Vers un espace suisse de la formation

Publié le par Sébastien Leprat

1 septembre 2005

Les radicaux s’engagent pour l’harmonisation aux niveaux scolaire et universitaire

Le 27 août passé, les radicaux se sont réunis à Genève afin de discuter du projet de révision constitutionnelle sur la formation. Ce texte sera débattu au début du mois d’octobre aux chambres fédérales.

A Berne comme dans les cantons, les élus radicaux sont en première ligne. Cette révision apporte des réponses réelles aux problèmes concrets des parents, des élèves, des étudiants et du corps professoral. En matière de formation, les appétits politiques sont voraces. Avec ce projet, la gamelle est pleine !

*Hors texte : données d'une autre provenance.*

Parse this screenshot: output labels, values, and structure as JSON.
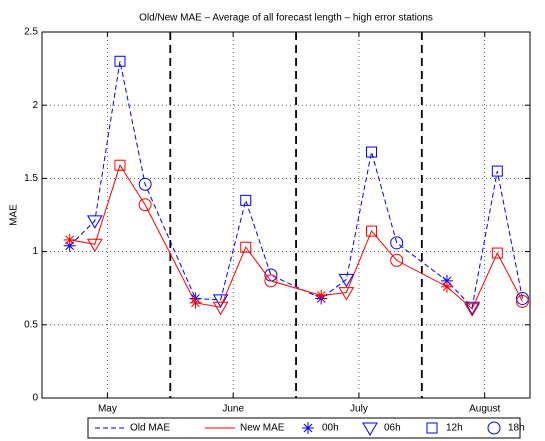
{
  "chart_data": {
    "type": "line",
    "title": "Old/New MAE – Average of all forecast length – high error stations",
    "y_label": "MAE",
    "x": [
      1,
      2,
      3,
      4,
      6,
      7,
      8,
      9,
      11,
      12,
      13,
      14,
      16,
      17,
      18,
      19
    ],
    "xlim": [
      -0.1,
      19.3
    ],
    "xticks": [
      {
        "value": 2.5,
        "label": "May"
      },
      {
        "value": 7.5,
        "label": "June"
      },
      {
        "value": 12.5,
        "label": "July"
      },
      {
        "value": 17.5,
        "label": "August"
      }
    ],
    "separators": [
      5,
      10,
      15
    ],
    "ylim": [
      0,
      2.5
    ],
    "yticks": [
      0,
      0.5,
      1,
      1.5,
      2,
      2.5
    ],
    "grid": true,
    "legend": "bottom",
    "markers": [
      {
        "name": "00h",
        "symbol": "asterisk"
      },
      {
        "name": "06h",
        "symbol": "triangle-down"
      },
      {
        "name": "12h",
        "symbol": "square"
      },
      {
        "name": "18h",
        "symbol": "circle"
      }
    ],
    "series": [
      {
        "name": "Old MAE",
        "color": "#0000ff",
        "dash": true,
        "values": [
          1.04,
          1.21,
          2.3,
          1.46,
          0.68,
          0.67,
          1.35,
          0.84,
          0.68,
          0.81,
          1.68,
          1.06,
          0.8,
          0.62,
          1.55,
          0.68
        ]
      },
      {
        "name": "New MAE",
        "color": "#ff0000",
        "dash": false,
        "values": [
          1.08,
          1.05,
          1.59,
          1.32,
          0.65,
          0.62,
          1.03,
          0.8,
          0.7,
          0.72,
          1.14,
          0.94,
          0.76,
          0.61,
          0.99,
          0.66
        ]
      }
    ]
  }
}
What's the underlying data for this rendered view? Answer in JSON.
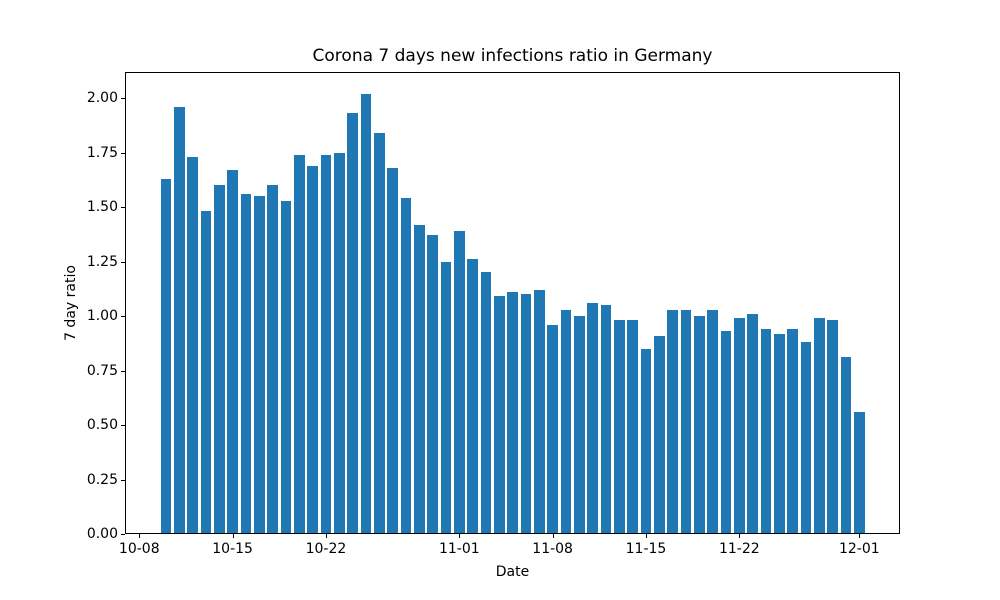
{
  "chart_data": {
    "type": "bar",
    "title": "Corona 7 days new infections ratio in Germany",
    "xlabel": "Date",
    "ylabel": "7 day ratio",
    "bar_color": "#1f77b4",
    "background_color": "#ffffff",
    "categories": [
      "10-10",
      "10-11",
      "10-12",
      "10-13",
      "10-14",
      "10-15",
      "10-16",
      "10-17",
      "10-18",
      "10-19",
      "10-20",
      "10-21",
      "10-22",
      "10-23",
      "10-24",
      "10-25",
      "10-26",
      "10-27",
      "10-28",
      "10-29",
      "10-30",
      "10-31",
      "11-01",
      "11-02",
      "11-03",
      "11-04",
      "11-05",
      "11-06",
      "11-07",
      "11-08",
      "11-09",
      "11-10",
      "11-11",
      "11-12",
      "11-13",
      "11-14",
      "11-15",
      "11-16",
      "11-17",
      "11-18",
      "11-19",
      "11-20",
      "11-21",
      "11-22",
      "11-23",
      "11-24",
      "11-25",
      "11-26",
      "11-27",
      "11-28",
      "11-29",
      "11-30",
      "12-01"
    ],
    "values": [
      1.63,
      1.96,
      1.73,
      1.48,
      1.6,
      1.67,
      1.56,
      1.55,
      1.6,
      1.53,
      1.74,
      1.69,
      1.74,
      1.75,
      1.93,
      2.02,
      1.84,
      1.68,
      1.54,
      1.42,
      1.37,
      1.25,
      1.39,
      1.26,
      1.2,
      1.09,
      1.11,
      1.1,
      1.12,
      0.96,
      1.03,
      1.0,
      1.06,
      1.05,
      0.98,
      0.98,
      0.85,
      0.91,
      1.03,
      1.03,
      1.0,
      1.03,
      0.93,
      0.99,
      1.01,
      0.94,
      0.92,
      0.94,
      0.88,
      0.99,
      0.98,
      0.81,
      0.56
    ],
    "x_tick_labels": [
      "10-08",
      "10-15",
      "10-22",
      "11-01",
      "11-08",
      "11-15",
      "11-22",
      "12-01"
    ],
    "y_tick_labels": [
      "0.00",
      "0.25",
      "0.50",
      "0.75",
      "1.00",
      "1.25",
      "1.50",
      "1.75",
      "2.00"
    ],
    "ylim": [
      0,
      2.12
    ],
    "xlim_days_from_10_08": [
      -1.07,
      57.05
    ],
    "bar_width_days": 0.8,
    "grid": false,
    "legend": false
  }
}
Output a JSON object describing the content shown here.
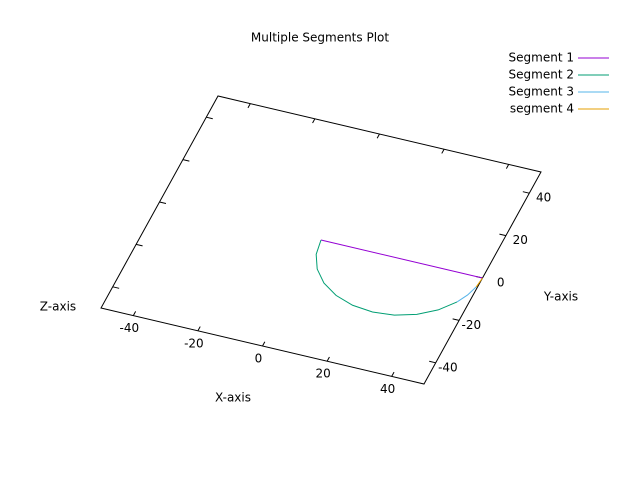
{
  "chart_data": {
    "type": "line3d",
    "title": "Multiple Segments Plot",
    "x_label": "X-axis",
    "y_label": "Y-axis",
    "z_label": "Z-axis",
    "xlim": [
      -50,
      50
    ],
    "ylim": [
      -50,
      50
    ],
    "xticks": [
      -40,
      -20,
      0,
      20,
      40
    ],
    "yticks": [
      -40,
      -20,
      0,
      20,
      40
    ],
    "legend": "top-right",
    "series": [
      {
        "name": "Segment 1",
        "color": "#9400d3",
        "x": [
          0,
          50
        ],
        "values": [
          0,
          0
        ]
      },
      {
        "name": "Segment 2",
        "color": "#009e73",
        "x": [
          0,
          0.85,
          3.35,
          7.32,
          12.5,
          18.53,
          25,
          31.47,
          37.5,
          42.68,
          46.65
        ],
        "values": [
          0,
          -6.47,
          -12.5,
          -17.68,
          -21.65,
          -24.15,
          -25,
          -24.15,
          -21.65,
          -17.68,
          -12.5
        ]
      },
      {
        "name": "Segment 3",
        "color": "#56b4e9",
        "x": [
          46.65,
          48.49,
          49.62
        ],
        "values": [
          -12.5,
          -8.55,
          -4.34
        ]
      },
      {
        "name": "segment 4",
        "color": "#e69f00",
        "x": [
          49.62,
          50
        ],
        "values": [
          -4.34,
          0
        ]
      }
    ]
  }
}
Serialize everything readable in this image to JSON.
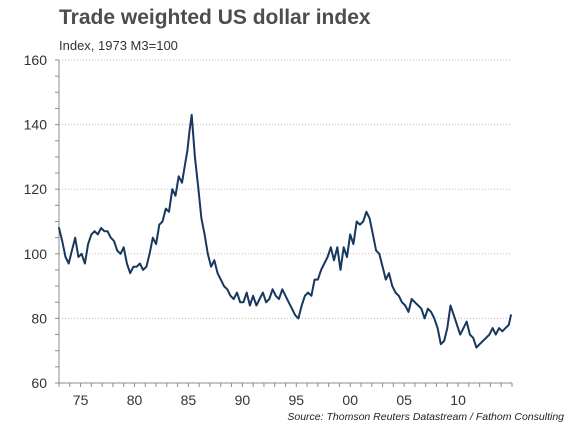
{
  "chart_data": {
    "type": "line",
    "title": "Trade weighted US dollar index",
    "subtitle": "Index, 1973 M3=100",
    "source": "Source: Thomson Reuters Datastream / Fathom Consulting",
    "xlabel": "",
    "ylabel": "",
    "xlim": [
      1973,
      2015
    ],
    "ylim": [
      60,
      160
    ],
    "y_ticks": [
      60,
      80,
      100,
      120,
      140,
      160
    ],
    "x_ticks": [
      {
        "value": 1975,
        "label": "75"
      },
      {
        "value": 1980,
        "label": "80"
      },
      {
        "value": 1985,
        "label": "85"
      },
      {
        "value": 1990,
        "label": "90"
      },
      {
        "value": 1995,
        "label": "95"
      },
      {
        "value": 2000,
        "label": "00"
      },
      {
        "value": 2005,
        "label": "05"
      },
      {
        "value": 2010,
        "label": "10"
      }
    ],
    "grid": "horizontal-dotted",
    "line_color": "#17375e",
    "series": [
      {
        "x": [
          1973.0,
          1973.3,
          1973.6,
          1973.9,
          1974.2,
          1974.5,
          1974.8,
          1975.1,
          1975.4,
          1975.7,
          1976.0,
          1976.3,
          1976.6,
          1976.9,
          1977.2,
          1977.5,
          1977.8,
          1978.1,
          1978.4,
          1978.7,
          1979.0,
          1979.3,
          1979.6,
          1979.9,
          1980.2,
          1980.5,
          1980.8,
          1981.1,
          1981.4,
          1981.7,
          1982.0,
          1982.3,
          1982.6,
          1982.9,
          1983.2,
          1983.5,
          1983.8,
          1984.1,
          1984.4,
          1984.7,
          1984.9,
          1985.1,
          1985.3,
          1985.6,
          1985.9,
          1986.2,
          1986.5,
          1986.8,
          1987.1,
          1987.4,
          1987.7,
          1988.0,
          1988.3,
          1988.6,
          1988.9,
          1989.2,
          1989.5,
          1989.8,
          1990.1,
          1990.4,
          1990.7,
          1991.0,
          1991.3,
          1991.6,
          1991.9,
          1992.2,
          1992.5,
          1992.8,
          1993.1,
          1993.4,
          1993.7,
          1994.0,
          1994.3,
          1994.6,
          1994.9,
          1995.2,
          1995.5,
          1995.8,
          1996.1,
          1996.4,
          1996.7,
          1997.0,
          1997.3,
          1997.6,
          1997.9,
          1998.2,
          1998.5,
          1998.8,
          1999.1,
          1999.4,
          1999.7,
          2000.0,
          2000.3,
          2000.6,
          2000.9,
          2001.2,
          2001.5,
          2001.8,
          2002.1,
          2002.4,
          2002.7,
          2003.0,
          2003.3,
          2003.6,
          2003.9,
          2004.2,
          2004.5,
          2004.8,
          2005.1,
          2005.4,
          2005.7,
          2006.0,
          2006.3,
          2006.6,
          2006.9,
          2007.2,
          2007.5,
          2007.8,
          2008.1,
          2008.4,
          2008.7,
          2009.0,
          2009.3,
          2009.6,
          2009.9,
          2010.2,
          2010.5,
          2010.8,
          2011.1,
          2011.4,
          2011.7,
          2012.0,
          2012.3,
          2012.6,
          2012.9,
          2013.2,
          2013.5,
          2013.8,
          2014.1,
          2014.4,
          2014.7,
          2014.9
        ],
        "values": [
          108,
          104,
          99,
          97,
          101,
          105,
          99,
          100,
          97,
          103,
          106,
          107,
          106,
          108,
          107,
          107,
          105,
          104,
          101,
          100,
          102,
          97,
          94,
          96,
          96,
          97,
          95,
          96,
          100,
          105,
          103,
          109,
          110,
          114,
          113,
          120,
          118,
          124,
          122,
          128,
          132,
          138,
          143,
          130,
          121,
          111,
          106,
          100,
          96,
          98,
          94,
          92,
          90,
          89,
          87,
          86,
          88,
          85,
          85,
          88,
          84,
          87,
          84,
          86,
          88,
          85,
          86,
          89,
          87,
          86,
          89,
          87,
          85,
          83,
          81,
          80,
          84,
          87,
          88,
          87,
          92,
          92,
          95,
          97,
          99,
          102,
          98,
          102,
          95,
          102,
          99,
          106,
          103,
          110,
          109,
          110,
          113,
          111,
          106,
          101,
          100,
          96,
          92,
          94,
          90,
          88,
          87,
          85,
          84,
          82,
          86,
          85,
          84,
          83,
          80,
          83,
          82,
          80,
          77,
          72,
          73,
          77,
          84,
          81,
          78,
          75,
          77,
          79,
          75,
          74,
          71,
          72,
          73,
          74,
          75,
          77,
          75,
          77,
          76,
          77,
          78,
          81
        ]
      }
    ]
  }
}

Les radicaux en première ligne

Plusieurs acteurs radicaux clefs de ce projet étaient présents à Genève. Parmi eux se trouvaient notamment le conseiller d’Etat Hans Ulrich Stöckling (SG), en qualité Président de la conférence des directeurs de l’instruction publique et le conseiller national Johannes Randegger (BS), en qualité de Président de la sous-commission chargée d’élaborer ce projet au Parlement fédéral et la conseillère aux Etats Christiane Langenberger (VD), en qualité de Présidente de la commission de la formation et de la recherche de la haute chambre. Avec acharnement, ils ont tous trois travaillé afin de présenter au parlement, puis au peuple, un compromis équilibré entre les cantons et la Confédération.

 Un projet adapté

Le projet est ambitieux. Il concerne l’école obligatoire, comme la formation délivrée à l’université ou dans les hautes écoles. Au départ conçue en termes très généraux, cette révision s’est amélioré au fil du travail engagé en commission parlementaire. Dorénavant, la révision ne se borne plus à régler les relations budgétaires entre les cantons et la Confédération. Des objectifs précis d’harmonisation sont édictés. En ce qui concerne l’école primaire et secondaire, les cantons devront s’entendre afin de régler l‘âge du début de la scolarité, la durée et les objectifs des niveaux d‘enseignement et le passage de l‘un à l‘autre, ainsi que la reconnaissance des diplômes. Si les cantons échouent dans leurs efforts de coordination, la Confédération pourra alors légiférer. Ces quelques dispositions simples permettront à l’avenir de faciliter la vie des 5000 familles qui changent de canton chaque année. Au niveau de la formation supérieure, le modèle de coordination proposé différencie clairement le pilotage et la coordination entre les écoles. Une séparation plus nette des niveaux stratégiques et opérationnels sera ainsi atteinte. La formation supérieure bénéficiera donc enfin d’instruments de conduite adéquats, préalables indispensables afin de s’adapter aux exigences de la société du savoir.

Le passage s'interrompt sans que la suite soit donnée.